To do as he was told.
He’d just been transferred down here to work with the team two weeks ago. The prescreenings, background checks, and psych evals had all been intensive. At least two dozen other applicants who’d been interviewing with Heston hadn’t made it. And so, he’d felt genuinely honored to get the job.
However, almost right away he was faced with a seemingly insurmountable ethical dilemma — assist with something you don’t believe in to accomplish something you do, or betray those you work for just to calm your conscience.
From the start he’d felt a little uncomfortable with what they were doing but had tried to convince himself that it was all in the name of science, that the things he was seeing, the research he was finding himself a part of, were for the greater good. That it was necessary.
But then he came across the tests they were doing on patient 175-4, a man who Heston found out, through his own research, was named Thad Becker and had first volunteered for the program about forty days ago. Apparently, he’d come in as a quadriplegic and was outfitted with the experimental exolimbs, but had not been able to learn to use them yet.
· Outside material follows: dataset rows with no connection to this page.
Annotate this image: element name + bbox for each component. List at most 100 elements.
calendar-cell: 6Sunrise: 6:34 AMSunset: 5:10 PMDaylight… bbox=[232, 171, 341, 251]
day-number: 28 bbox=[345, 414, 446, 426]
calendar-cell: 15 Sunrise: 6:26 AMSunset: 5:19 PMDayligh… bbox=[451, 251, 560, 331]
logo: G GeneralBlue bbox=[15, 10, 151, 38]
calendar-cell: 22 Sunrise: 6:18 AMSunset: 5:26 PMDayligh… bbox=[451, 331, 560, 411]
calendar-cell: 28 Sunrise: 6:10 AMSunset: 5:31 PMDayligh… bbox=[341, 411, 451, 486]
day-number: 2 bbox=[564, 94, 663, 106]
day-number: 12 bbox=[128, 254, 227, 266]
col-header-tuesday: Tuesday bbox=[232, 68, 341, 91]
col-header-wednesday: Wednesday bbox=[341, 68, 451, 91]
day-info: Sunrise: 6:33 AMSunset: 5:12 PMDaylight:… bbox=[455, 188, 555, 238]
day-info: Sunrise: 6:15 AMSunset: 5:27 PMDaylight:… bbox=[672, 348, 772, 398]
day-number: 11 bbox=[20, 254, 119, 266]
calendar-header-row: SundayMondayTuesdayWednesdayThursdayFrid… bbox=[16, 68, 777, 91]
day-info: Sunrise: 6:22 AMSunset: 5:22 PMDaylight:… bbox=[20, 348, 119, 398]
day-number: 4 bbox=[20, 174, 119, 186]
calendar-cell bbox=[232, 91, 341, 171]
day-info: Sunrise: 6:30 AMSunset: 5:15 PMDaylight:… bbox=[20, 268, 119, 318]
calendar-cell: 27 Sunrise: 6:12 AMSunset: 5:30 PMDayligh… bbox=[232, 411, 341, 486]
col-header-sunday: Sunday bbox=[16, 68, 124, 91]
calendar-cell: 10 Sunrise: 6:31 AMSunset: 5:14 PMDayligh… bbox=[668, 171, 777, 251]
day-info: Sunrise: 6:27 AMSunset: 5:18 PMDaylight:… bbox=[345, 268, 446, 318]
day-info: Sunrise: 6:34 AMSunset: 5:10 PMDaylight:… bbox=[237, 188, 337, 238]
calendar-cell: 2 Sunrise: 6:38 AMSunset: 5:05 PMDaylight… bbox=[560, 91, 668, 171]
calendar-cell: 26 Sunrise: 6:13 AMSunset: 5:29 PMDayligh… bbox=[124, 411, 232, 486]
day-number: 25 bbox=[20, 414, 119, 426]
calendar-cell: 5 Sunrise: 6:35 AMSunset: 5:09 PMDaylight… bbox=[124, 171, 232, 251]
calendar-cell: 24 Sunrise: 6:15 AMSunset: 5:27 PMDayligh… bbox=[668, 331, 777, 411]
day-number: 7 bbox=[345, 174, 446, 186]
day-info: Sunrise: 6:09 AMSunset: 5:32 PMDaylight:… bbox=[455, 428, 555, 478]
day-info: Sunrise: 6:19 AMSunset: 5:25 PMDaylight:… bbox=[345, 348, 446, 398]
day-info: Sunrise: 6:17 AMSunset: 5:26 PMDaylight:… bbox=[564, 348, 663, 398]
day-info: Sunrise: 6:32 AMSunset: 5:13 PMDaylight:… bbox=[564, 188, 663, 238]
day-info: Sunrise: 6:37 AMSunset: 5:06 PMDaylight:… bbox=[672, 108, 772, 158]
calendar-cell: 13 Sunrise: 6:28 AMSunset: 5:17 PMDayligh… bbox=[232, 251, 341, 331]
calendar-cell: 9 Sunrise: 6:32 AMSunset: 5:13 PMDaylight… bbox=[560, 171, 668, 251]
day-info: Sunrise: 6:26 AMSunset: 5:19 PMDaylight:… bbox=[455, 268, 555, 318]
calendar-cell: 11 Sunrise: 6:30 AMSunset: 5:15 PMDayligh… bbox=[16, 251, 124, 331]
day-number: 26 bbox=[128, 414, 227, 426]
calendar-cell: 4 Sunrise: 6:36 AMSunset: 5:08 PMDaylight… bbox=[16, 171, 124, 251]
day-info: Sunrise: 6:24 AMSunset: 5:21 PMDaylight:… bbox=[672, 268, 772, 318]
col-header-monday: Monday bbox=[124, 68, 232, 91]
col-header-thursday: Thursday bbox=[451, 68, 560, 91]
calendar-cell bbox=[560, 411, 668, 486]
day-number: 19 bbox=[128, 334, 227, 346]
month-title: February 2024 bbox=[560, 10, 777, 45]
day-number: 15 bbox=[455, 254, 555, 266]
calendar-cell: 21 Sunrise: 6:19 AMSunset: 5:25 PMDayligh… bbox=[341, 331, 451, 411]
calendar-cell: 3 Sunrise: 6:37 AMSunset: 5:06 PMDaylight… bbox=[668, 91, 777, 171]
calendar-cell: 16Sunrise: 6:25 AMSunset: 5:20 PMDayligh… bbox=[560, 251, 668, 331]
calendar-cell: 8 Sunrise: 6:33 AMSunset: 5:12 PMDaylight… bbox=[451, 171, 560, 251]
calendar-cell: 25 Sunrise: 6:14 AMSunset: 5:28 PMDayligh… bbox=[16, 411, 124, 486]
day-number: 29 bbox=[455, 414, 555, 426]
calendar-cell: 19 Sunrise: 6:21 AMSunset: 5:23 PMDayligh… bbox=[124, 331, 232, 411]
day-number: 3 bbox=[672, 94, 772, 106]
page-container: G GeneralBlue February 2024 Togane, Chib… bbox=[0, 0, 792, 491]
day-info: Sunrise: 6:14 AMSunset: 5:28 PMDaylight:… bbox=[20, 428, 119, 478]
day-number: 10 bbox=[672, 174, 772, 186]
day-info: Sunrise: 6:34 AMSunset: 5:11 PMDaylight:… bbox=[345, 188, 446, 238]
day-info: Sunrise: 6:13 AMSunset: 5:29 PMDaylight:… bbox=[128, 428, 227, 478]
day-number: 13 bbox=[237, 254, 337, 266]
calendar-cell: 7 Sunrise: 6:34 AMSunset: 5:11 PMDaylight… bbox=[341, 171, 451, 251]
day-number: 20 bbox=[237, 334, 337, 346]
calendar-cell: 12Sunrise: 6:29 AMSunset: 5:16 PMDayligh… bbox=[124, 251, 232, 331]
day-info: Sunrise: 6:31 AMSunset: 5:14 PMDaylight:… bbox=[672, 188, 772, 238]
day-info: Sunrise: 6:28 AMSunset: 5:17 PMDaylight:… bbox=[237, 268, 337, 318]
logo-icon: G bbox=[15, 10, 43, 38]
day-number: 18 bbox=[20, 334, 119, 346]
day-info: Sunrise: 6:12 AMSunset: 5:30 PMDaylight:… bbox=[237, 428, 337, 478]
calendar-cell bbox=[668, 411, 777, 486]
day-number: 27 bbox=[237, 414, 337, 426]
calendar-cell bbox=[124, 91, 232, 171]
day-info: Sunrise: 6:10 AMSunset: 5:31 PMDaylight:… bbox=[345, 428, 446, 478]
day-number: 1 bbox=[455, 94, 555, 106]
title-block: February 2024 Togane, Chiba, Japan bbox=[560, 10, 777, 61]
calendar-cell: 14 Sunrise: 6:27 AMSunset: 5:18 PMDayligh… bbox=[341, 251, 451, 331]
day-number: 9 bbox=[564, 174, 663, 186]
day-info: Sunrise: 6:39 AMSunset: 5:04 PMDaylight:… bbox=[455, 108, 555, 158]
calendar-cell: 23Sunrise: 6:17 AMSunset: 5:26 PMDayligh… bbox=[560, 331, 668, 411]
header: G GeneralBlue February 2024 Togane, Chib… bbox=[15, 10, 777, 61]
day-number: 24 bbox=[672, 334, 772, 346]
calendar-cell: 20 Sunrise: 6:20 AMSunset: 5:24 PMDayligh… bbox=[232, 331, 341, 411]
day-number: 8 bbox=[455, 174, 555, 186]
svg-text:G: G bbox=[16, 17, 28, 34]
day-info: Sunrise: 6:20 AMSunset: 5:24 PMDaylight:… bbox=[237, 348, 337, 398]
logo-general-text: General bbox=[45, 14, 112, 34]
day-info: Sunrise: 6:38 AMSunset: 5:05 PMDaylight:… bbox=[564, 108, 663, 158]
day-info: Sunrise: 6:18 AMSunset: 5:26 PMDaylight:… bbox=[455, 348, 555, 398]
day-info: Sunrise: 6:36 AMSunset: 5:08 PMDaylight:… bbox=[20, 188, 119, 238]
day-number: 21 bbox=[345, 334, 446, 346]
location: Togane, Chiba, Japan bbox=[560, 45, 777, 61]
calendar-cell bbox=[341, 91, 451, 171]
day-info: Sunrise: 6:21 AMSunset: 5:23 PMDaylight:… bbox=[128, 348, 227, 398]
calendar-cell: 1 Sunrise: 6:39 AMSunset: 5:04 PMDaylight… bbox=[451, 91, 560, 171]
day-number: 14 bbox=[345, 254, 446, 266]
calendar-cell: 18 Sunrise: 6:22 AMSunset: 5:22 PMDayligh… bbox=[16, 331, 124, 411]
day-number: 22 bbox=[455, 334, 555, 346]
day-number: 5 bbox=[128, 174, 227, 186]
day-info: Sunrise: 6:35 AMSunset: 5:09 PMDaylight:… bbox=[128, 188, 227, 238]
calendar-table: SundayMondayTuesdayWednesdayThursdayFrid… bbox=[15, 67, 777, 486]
And then, according to the charts, he’d slipped into a coma.
That’s what Heston had been told, but that’s not what he believed. No, if he was right, a coma, even death, would have been a better fate for Mr. Becker; Heston had no doubt about that.
This morning they were scheduled to do a brain scan on Thad in the specially designed fMRI machine, the one made for incapacitated patients.
Heston passed down the hallway to meet up with Calista Hendrix at the elevator bay.
He wasn’t sure why she was granted access privileges that almost no one else was, but when she was around no one questioned it.
Throughout the rest of the facility, work was being done on reverse engineering the human brain to create smart machines and computers with strong AI, but down here the research focused mainly on direct machine-to-brain interfaces.
All of it was paving the way to using nanotechnology — that is, bioengineering at the molecular level — to scan the human brain and develop more advanced ways of interfacing humans with machines through electrode implants and, eventually, through implanted neural nanobots themselves.
Nanotechnology, bioengineering, and robotics were the three fields that held the most promise to help humans make the next great evolutionary leap — away from the limits of biological intelligence and cellular senescence and toward their destiny of technological immortality.
First, of course, it was essential to create a machine capable of not just recording information or processing at the computational level of the human brain, but also of capturing the essence of personality, dreams, aspirations, memory. In other words, consciousness — which science has shown must simply be an outgrowth of the complexity of an interplay of neural synapses.